Roma – “Per dare una sterzata in termini di credibilità politica e programmatica al centrosinistra a Roma, dobbiamo unire i gruppi e le personalità a partire da chi, fuori dal circuito del Pd e dintorni, si è impegnato nelle primarie per la scelta del candidato Sindaco e dei candidati alla Presidenza di Municipio”. È quanto scrive Stefano Fassina, consigliere comunale di Sinistra per Roma, in un post su Facebook.

“Condivido le valutazioni di Giovanni Caudo riportate da alcuni siti giornalistici: ‘Il centrosinistra per com’è non è soddisfacente e va ristrutturato. Non serve un altro partitino’. Apprezzo l’onestà intellettuale delle sue parole: ‘Noi non abbiamo le forze per la Lista Caudo’. Vale anche per Sinistra per Roma.”

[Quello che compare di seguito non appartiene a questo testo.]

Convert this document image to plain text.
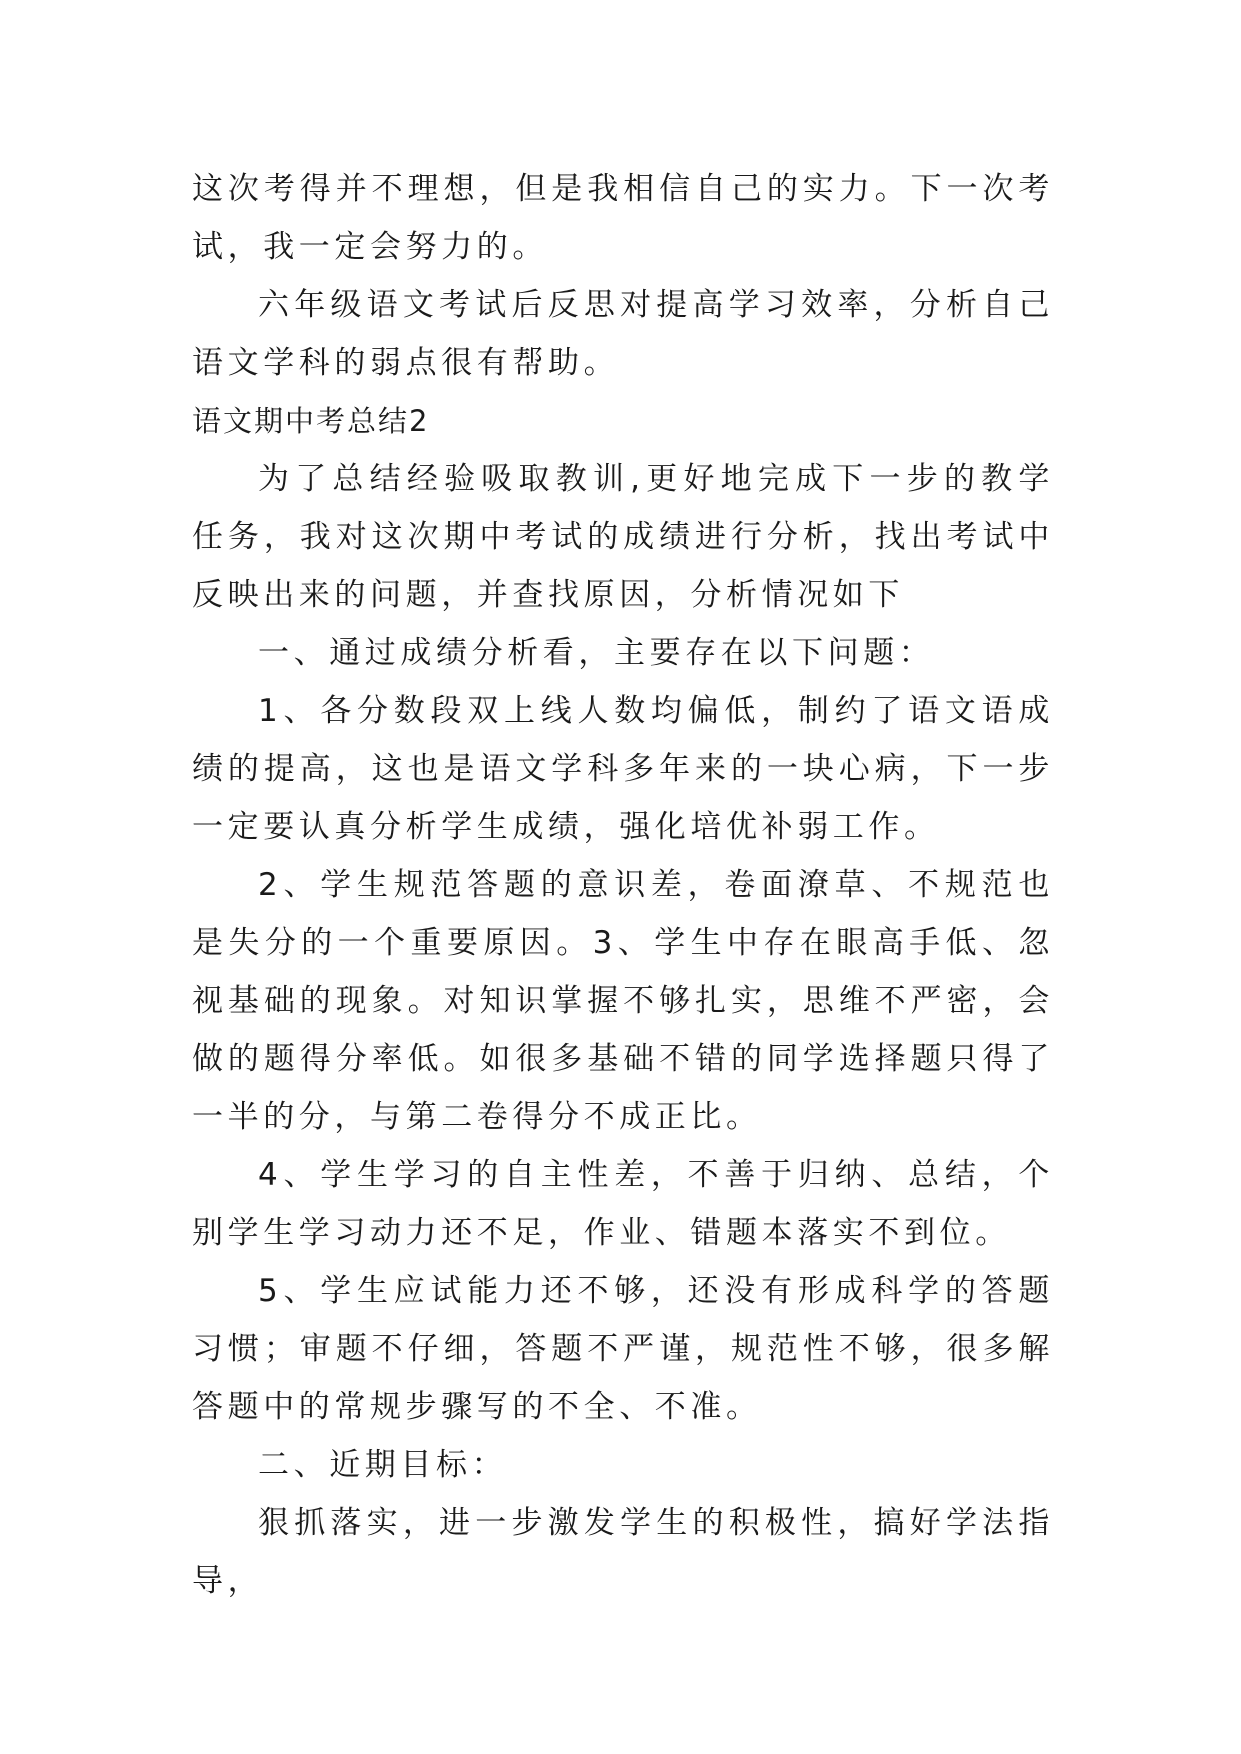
这次考得并不理想，但是我相信自己的实力。下一次考试，我一定会努力的。

六年级语文考试后反思对提高学习效率，分析自己语文学科的弱点很有帮助。

语文期中考总结2

为了总结经验吸取教训,更好地完成下一步的教学任务，我对这次期中考试的成绩进行分析，找出考试中反映出来的问题，并查找原因，分析情况如下

一、通过成绩分析看，主要存在以下问题：

1、各分数段双上线人数均偏低，制约了语文语成绩的提高，这也是语文学科多年来的一块心病，下一步一定要认真分析学生成绩，强化培优补弱工作。

2、学生规范答题的意识差，卷面潦草、不规范也是失分的一个重要原因。3、学生中存在眼高手低、忽视基础的现象。对知识掌握不够扎实，思维不严密，会做的题得分率低。如很多基础不错的同学选择题只得了一半的分，与第二卷得分不成正比。

4、学生学习的自主性差，不善于归纳、总结，个别学生学习动力还不足，作业、错题本落实不到位。

5、学生应试能力还不够，还没有形成科学的答题习惯；审题不仔细，答题不严谨，规范性不够，很多解答题中的常规步骤写的不全、不准。

二、近期目标：

狠抓落实，进一步激发学生的积极性，搞好学法指导，
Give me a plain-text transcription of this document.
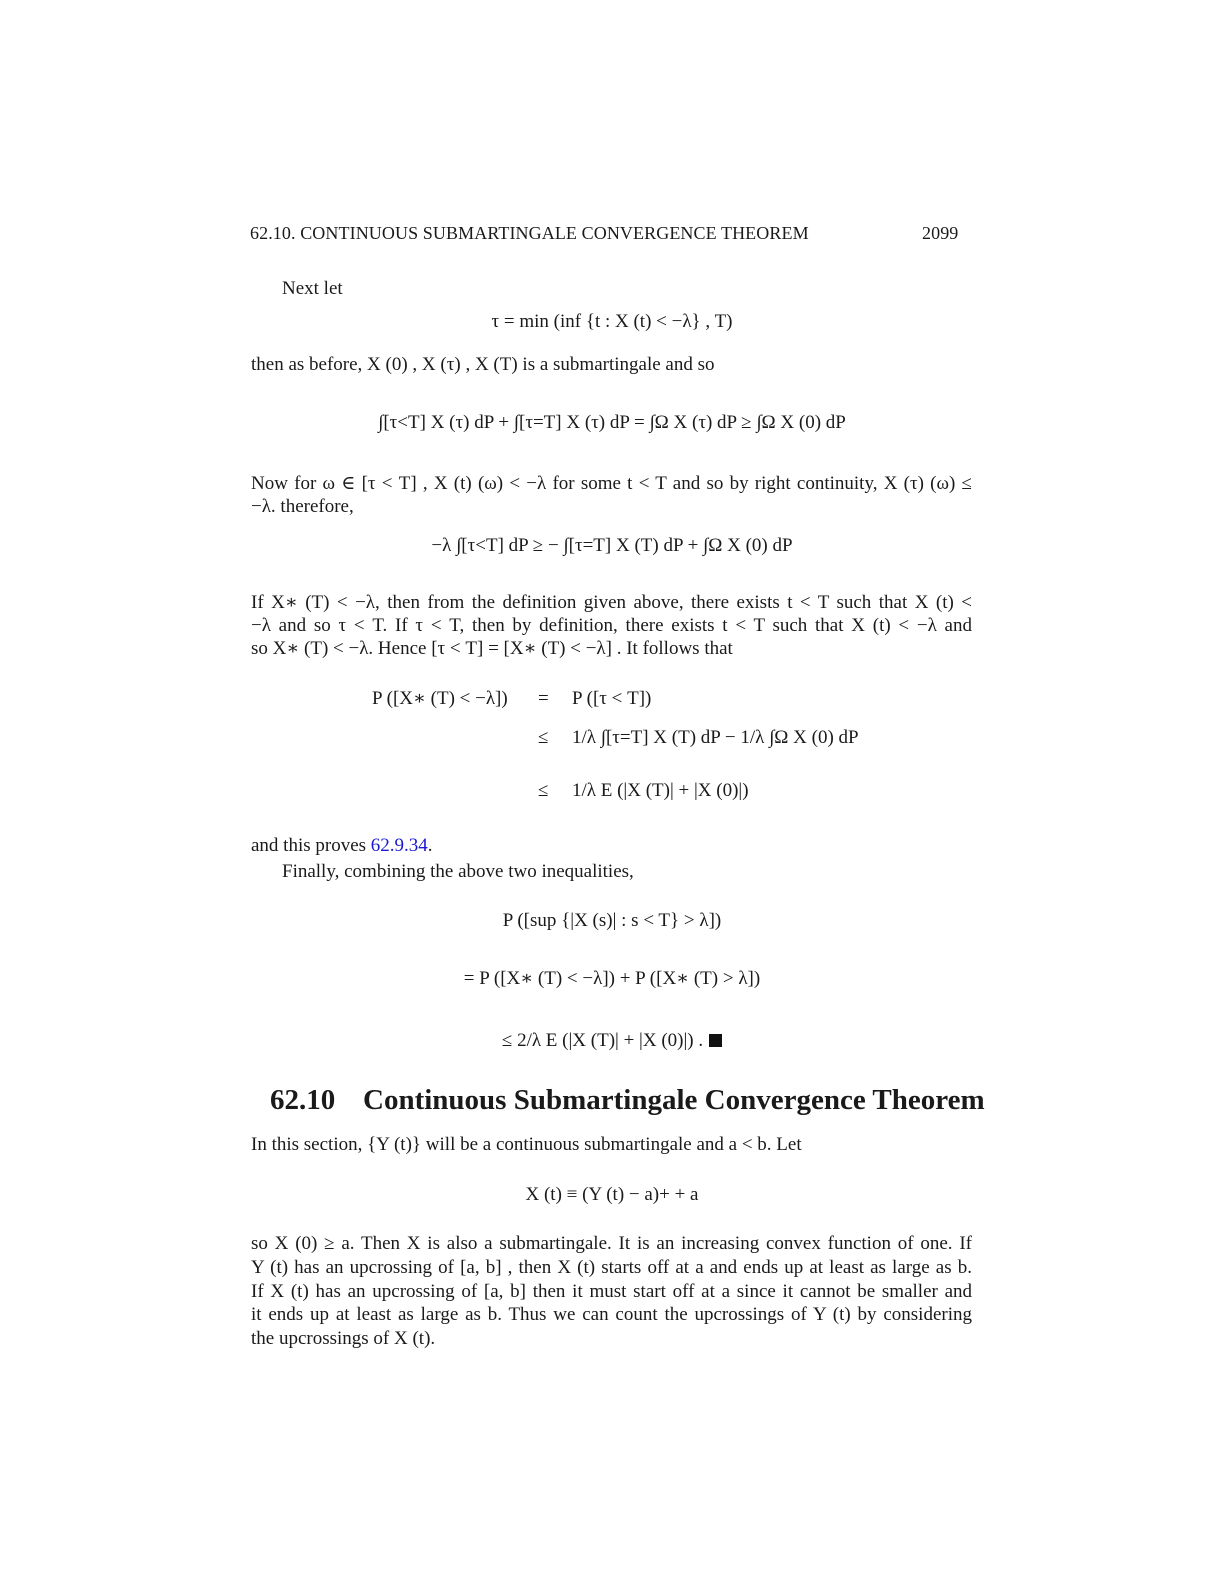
62.10. CONTINUOUS SUBMARTINGALE CONVERGENCE THEOREM	2099
Next let
τ = min (inf {t : X (t) < −λ} , T)
then as before, X (0) , X (τ) , X (T) is a submartingale and so
∫[τ<T] X (τ) dP + ∫[τ=T] X (τ) dP = ∫Ω X (τ) dP ≥ ∫Ω X (0) dP
Now for ω ∈ [τ < T] , X (t) (ω) < −λ for some t < T and so by right continuity, X (τ) (ω) ≤
−λ. therefore,
−λ ∫[τ<T] dP ≥ − ∫[τ=T] X (T) dP + ∫Ω X (0) dP
If X∗ (T) < −λ, then from the definition given above, there exists t < T such that X (t) <
−λ and so τ < T. If τ < T, then by definition, there exists t < T such that X (t) < −λ and
so X∗ (T) < −λ. Hence [τ < T] = [X∗ (T) < −λ] . It follows that
P ([X∗ (T) < −λ]) = P ([τ < T])
≤ 1/λ ∫[τ=T] X (T) dP − 1/λ ∫Ω X (0) dP
≤ 1/λ E (|X (T)| + |X (0)|)
and this proves 62.9.34.
Finally, combining the above two inequalities,
P ([sup {|X (s)| : s < T} > λ])
= P ([X∗ (T) < −λ]) + P ([X∗ (T) > λ])
≤ 2/λ E (|X (T)| + |X (0)|) .
62.10 Continuous Submartingale Convergence Theorem
In this section, {Y (t)} will be a continuous submartingale and a < b. Let
X (t) ≡ (Y (t) − a)+ + a
so X (0) ≥ a. Then X is also a submartingale. It is an increasing convex function of one. If
Y (t) has an upcrossing of [a, b] , then X (t) starts off at a and ends up at least as large as b.
If X (t) has an upcrossing of [a, b] then it must start off at a since it cannot be smaller and
it ends up at least as large as b. Thus we can count the upcrossings of Y (t) by considering
the upcrossings of X (t).
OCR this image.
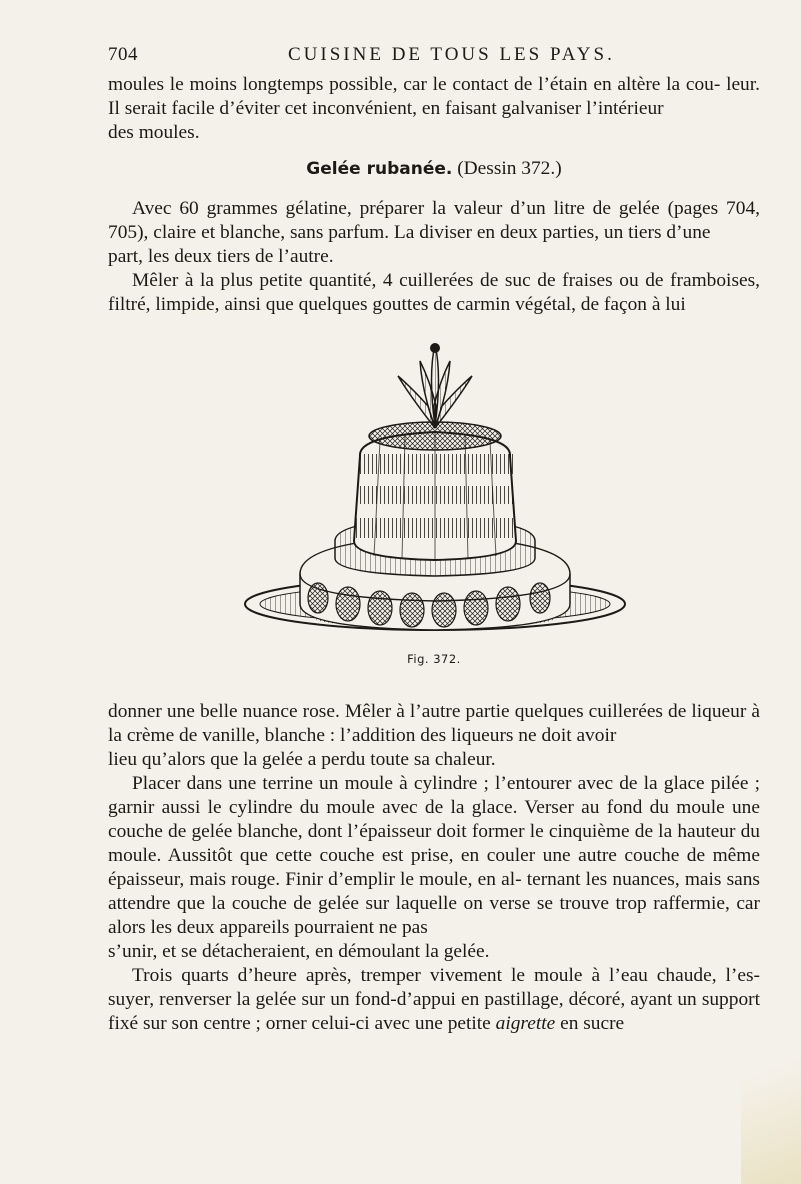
704	CUISINE DE TOUS LES PAYS.

moules le moins longtemps possible, car le contact de l’étain en altère la cou- leur. Il serait facile d’éviter cet inconvénient, en faisant galvaniser l’intérieur

des moules.

Gelée rubanée. (Dessin 372.)

Avec 60 grammes gélatine, préparer la valeur d’un litre de gelée (pages 704, 705), claire et blanche, sans parfum. La diviser en deux parties, un tiers d’une

part, les deux tiers de l’autre.

Mêler à la plus petite quantité, 4 cuillerées de suc de fraises ou de framboises, filtré, limpide, ainsi que quelques gouttes de carmin végétal, de façon à lui

Fig. 372.

donner une belle nuance rose. Mêler à l’autre partie quelques cuillerées de liqueur à la crème de vanille, blanche : l’addition des liqueurs ne doit avoir

lieu qu’alors que la gelée a perdu toute sa chaleur.

Placer dans une terrine un moule à cylindre ; l’entourer avec de la glace pilée ; garnir aussi le cylindre du moule avec de la glace. Verser au fond du moule une couche de gelée blanche, dont l’épaisseur doit former le cinquième de la hauteur du moule. Aussitôt que cette couche est prise, en couler une autre couche de même épaisseur, mais rouge. Finir d’emplir le moule, en al- ternant les nuances, mais sans attendre que la couche de gelée sur laquelle on verse se trouve trop raffermie, car alors les deux appareils pourraient ne pas

s’unir, et se détacheraient, en démoulant la gelée.

Trois quarts d’heure après, tremper vivement le moule à l’eau chaude, l’es- suyer, renverser la gelée sur un fond-d’appui en pastillage, décoré, ayant un support fixé sur son centre ; orner celui-ci avec une petite aigrette en sucre
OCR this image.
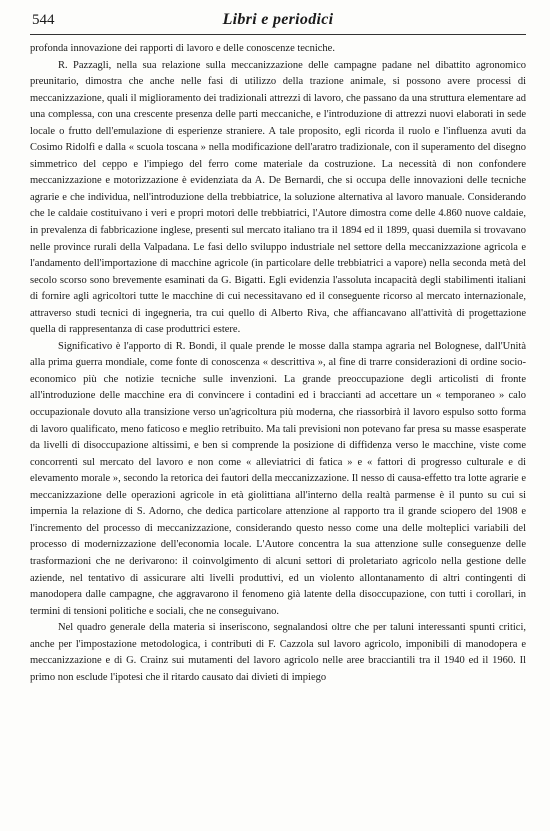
544	Libri e periodici

profonda innovazione dei rapporti di lavoro e delle conoscenze tecniche.

R. Pazzagli, nella sua relazione sulla meccanizzazione delle campagne padane nel dibattito agronomico preunitario, dimostra che anche nelle fasi di utilizzo della trazione animale, si possono avere processi di meccanizzazione, quali il miglioramento dei tradizionali attrezzi di lavoro, che passano da una struttura elementare ad una complessa, con una crescente presenza delle parti meccaniche, e l'introduzione di attrezzi nuovi elaborati in sede locale o frutto dell'emulazione di esperienze straniere. A tale proposito, egli ricorda il ruolo e l'influenza avuti da Cosimo Ridolfi e dalla « scuola toscana » nella modificazione dell'aratro tradizionale, con il superamento del disegno simmetrico del ceppo e l'impiego del ferro come materiale da costruzione. La necessità di non confondere meccanizzazione e motorizzazione è evidenziata da A. De Bernardi, che si occupa delle innovazioni delle tecniche agrarie e che individua, nell'introduzione della trebbiatrice, la soluzione alternativa al lavoro manuale. Considerando che le caldaie costituivano i veri e propri motori delle trebbiatrici, l'Autore dimostra come delle 4.860 nuove caldaie, in prevalenza di fabbricazione inglese, presenti sul mercato italiano tra il 1894 ed il 1899, quasi duemila si trovavano nelle province rurali della Valpadana. Le fasi dello sviluppo industriale nel settore della meccanizzazione agricola e l'andamento dell'importazione di macchine agricole (in particolare delle trebbiatrici a vapore) nella seconda metà del secolo scorso sono brevemente esaminati da G. Bigatti. Egli evidenzia l'assoluta incapacità degli stabilimenti italiani di fornire agli agricoltori tutte le macchine di cui necessitavano ed il conseguente ricorso al mercato internazionale, attraverso studi tecnici di ingegneria, tra cui quello di Alberto Riva, che affiancavano all'attività di progettazione quella di rappresentanza di case produttrici estere.

Significativo è l'apporto di R. Bondi, il quale prende le mosse dalla stampa agraria nel Bolognese, dall'Unità alla prima guerra mondiale, come fonte di conoscenza « descrittiva », al fine di trarre considerazioni di ordine socio-economico più che notizie tecniche sulle invenzioni. La grande preoccupazione degli articolisti di fronte all'introduzione delle macchine era di convincere i contadini ed i braccianti ad accettare un « temporaneo » calo occupazionale dovuto alla transizione verso un'agricoltura più moderna, che riassorbirà il lavoro espulso sotto forma di lavoro qualificato, meno faticoso e meglio retribuito. Ma tali previsioni non potevano far presa su masse esasperate da livelli di disoccupazione altissimi, e ben si comprende la posizione di diffidenza verso le macchine, viste come concorrenti sul mercato del lavoro e non come « alleviatrici di fatica » e « fattori di progresso culturale e di elevamento morale », secondo la retorica dei fautori della meccanizzazione. Il nesso di causa-effetto tra lotte agrarie e meccanizzazione delle operazioni agricole in età giolittiana all'interno della realtà parmense è il punto su cui si impernia la relazione di S. Adorno, che dedica particolare attenzione al rapporto tra il grande sciopero del 1908 e l'incremento del processo di meccanizzazione, considerando questo nesso come una delle molteplici variabili del processo di modernizzazione dell'economia locale. L'Autore concentra la sua attenzione sulle conseguenze delle trasformazioni che ne derivarono: il coinvolgimento di alcuni settori di proletariato agricolo nella gestione delle aziende, nel tentativo di assicurare alti livelli produttivi, ed un violento allontanamento di altri contingenti di manodopera dalle campagne, che aggravarono il fenomeno già latente della disoccupazione, con tutti i corollari, in termini di tensioni politiche e sociali, che ne conseguivano.

Nel quadro generale della materia si inseriscono, segnalandosi oltre che per taluni interessanti spunti critici, anche per l'impostazione metodologica, i contributi di F. Cazzola sul lavoro agricolo, imponibili di manodopera e meccanizzazione e di G. Crainz sui mutamenti del lavoro agricolo nelle aree bracciantili tra il 1940 ed il 1960. Il primo non esclude l'ipotesi che il ritardo causato dai divieti di impiego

“E, aggiungo, non serve neanche l’ennesima riedizione di una listarella identitaria di sinistra. Dobbiamo fare uno sforzo unitario intorno ad alcune discriminanti programmatiche in netta discontinuità con gli atti dei nostri precedenti governi della città.”

“Dobbiamo ancorare le discontinuità di programma ad una classe dirigente rinnovata, qualificata dalla militanza sociale, culturale e politica nei territori. Giovanni Caudo, dopo Roberto Gualtieri, ha raccolto maggiori consensi il 20 Giugno scorso.”

“Il realismo della sua analisi è una base per arrivare, in tempi rapidi, ad una proposta condivisa e convincente per la vasta area sociale e elettorale di centrosinistra e ex-M5S indisponibile a riconoscersi nel Pd. Al lavoro, per Roma”.